Zespół naukowców kierowany przez Hermana Pontzera z Duke University oraz Johna Speakmana z Unversity of Aberdeen chciał sprawdzić, jaki jest maksymalny wydatek energetyczny, jaki przez dłuższy czas jest w stanie wygenerować ludzki organizm. Żeby to ustalić, oparli się głównie na analizie organizmów zawodników, biorących udział w biegu The Race Across USA. Pokonali oni w ciągu 140 dni aż 4955 km. Średnio wychodzi ponad 35 km dziennie. Pod uwagę brano jeszcze dane zebrane od kolarzy biorących udział w Tour de France, a także od uczestników wypraw polarnych.
ZOBACZ TEŻ: Metabolizm - 21 patentów na podkręcenie spalania
Aby móc proporcjonalnie porównywać wydatek energetyczny między różnymi ludźmi, wyrażano go w wielokrotności ich metabolizmu spoczynkowego (czyli liczby kalorii niezbędnych do tego, aby zachować podstawowe funkcje życiowe). W pierwszych tygodniach wyścigu, uczestnicy The Race Across USA spalali średnio 6200 kcal (żeby to zmierzyć, podawano im do picia wodę z rzadko spotykanymi izotopami, którą można było potem "śledzić" w ciele), co było równe 3,76 ich metabolizmu spoczynkowego. Takie tempo okazało się jednak nie do utrzymania na dłuższą metę i później spadło. Ostatecznie średnia dla całego wyścigu wyniosła 3,11.

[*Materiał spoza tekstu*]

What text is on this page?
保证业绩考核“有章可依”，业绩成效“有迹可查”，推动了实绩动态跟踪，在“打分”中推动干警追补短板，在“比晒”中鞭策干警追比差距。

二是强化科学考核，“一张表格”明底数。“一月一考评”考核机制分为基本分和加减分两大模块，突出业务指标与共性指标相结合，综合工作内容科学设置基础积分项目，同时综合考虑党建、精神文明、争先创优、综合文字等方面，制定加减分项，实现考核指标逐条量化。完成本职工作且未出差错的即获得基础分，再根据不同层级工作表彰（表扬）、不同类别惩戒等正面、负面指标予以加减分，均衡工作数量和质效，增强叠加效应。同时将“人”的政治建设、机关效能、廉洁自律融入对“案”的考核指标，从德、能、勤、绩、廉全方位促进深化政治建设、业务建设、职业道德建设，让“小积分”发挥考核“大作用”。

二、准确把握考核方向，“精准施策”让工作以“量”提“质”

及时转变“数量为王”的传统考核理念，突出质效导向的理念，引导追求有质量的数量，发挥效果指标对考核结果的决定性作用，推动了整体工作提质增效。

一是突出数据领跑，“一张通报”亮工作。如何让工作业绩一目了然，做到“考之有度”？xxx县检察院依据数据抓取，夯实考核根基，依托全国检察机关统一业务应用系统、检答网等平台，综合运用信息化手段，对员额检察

Podobne dane zostały uzyskane (badanie z 1997 roku) od dwóch uczestników wyprawy polarnej - Ranulpha Fiennesa i Mike'a Strouda. Ich maksymalne tempo przemiany materii wynosiło 6,6 metabolizmu spoczynkowego, a średnia dla 95 dni to 3,5. W czasie krótkiego okresu jesteśmy (mowa oczywiście o sportowcach z absolutnego topu) w stanie przepalić więcej, ponieważ w ciągu 22 dni wyścigu Tour de France kolarze byli w stanie wyprodukować energię przekraczającą podstawową przemianę materii 4,9 raza.
Wąskie gardło
Ostatecznie naukowcy w drodze skomplikowanych obliczeń (nie będziemy przekonywali was, że rozumiemy te wykresy) doszli do wniosku, że w długim okresie ludzki organizm jest w stanie maksymalnie wyprodukować energię w wymiarze 2,5-krotności metabolizmu spoczynkowego. Zaraz, zaraz, pewnie pomyślisz, że sobie przeczymy. Przecież właśnie powyżej podaliśmy większe wartości. Owszem, ale żeby to zrobić, organizm musiał sięgnąć po samego siebie.
Okazuje się bowiem, że wąskim gardłem jest przepustowość przewodu pokarmowego. Po prostu jest pewna granica tego, ile energii możemy przyswoić z jedzenia, w pewnym momencie proces trawienia nie może być już bardziej efektywny. Sportowcy czy polarnicy mogli wygenerować większy wydatek energetyczny, ale żeby to zrobić, musieli spalić własną tkankę tłuszczową oraz mięśnie (tak, białko też może być wykorzystane do produkcji energii).
Z czasem organizm orientuje się, że chcesz go zmusić do tego, żeby zjadał sam siebie i okazuje się, że mózg, który krzyczy: "napieraj!" jest słabszym zawodnikiem od przewodu pokarmowego, który ściąga cugle - następuje bowiem spowolnienie przemiany materii. I tak dochodzimy do wspomnianej średniej 2,5 metabolizmu spoczynkowego. Tyle jesteśmy w stanie wytworzyć z jedzenia.
Tak że, chłopie, kolejny raz sprawdza się stara ludowa maksyma - wyżej brzucha nie podskoczysz.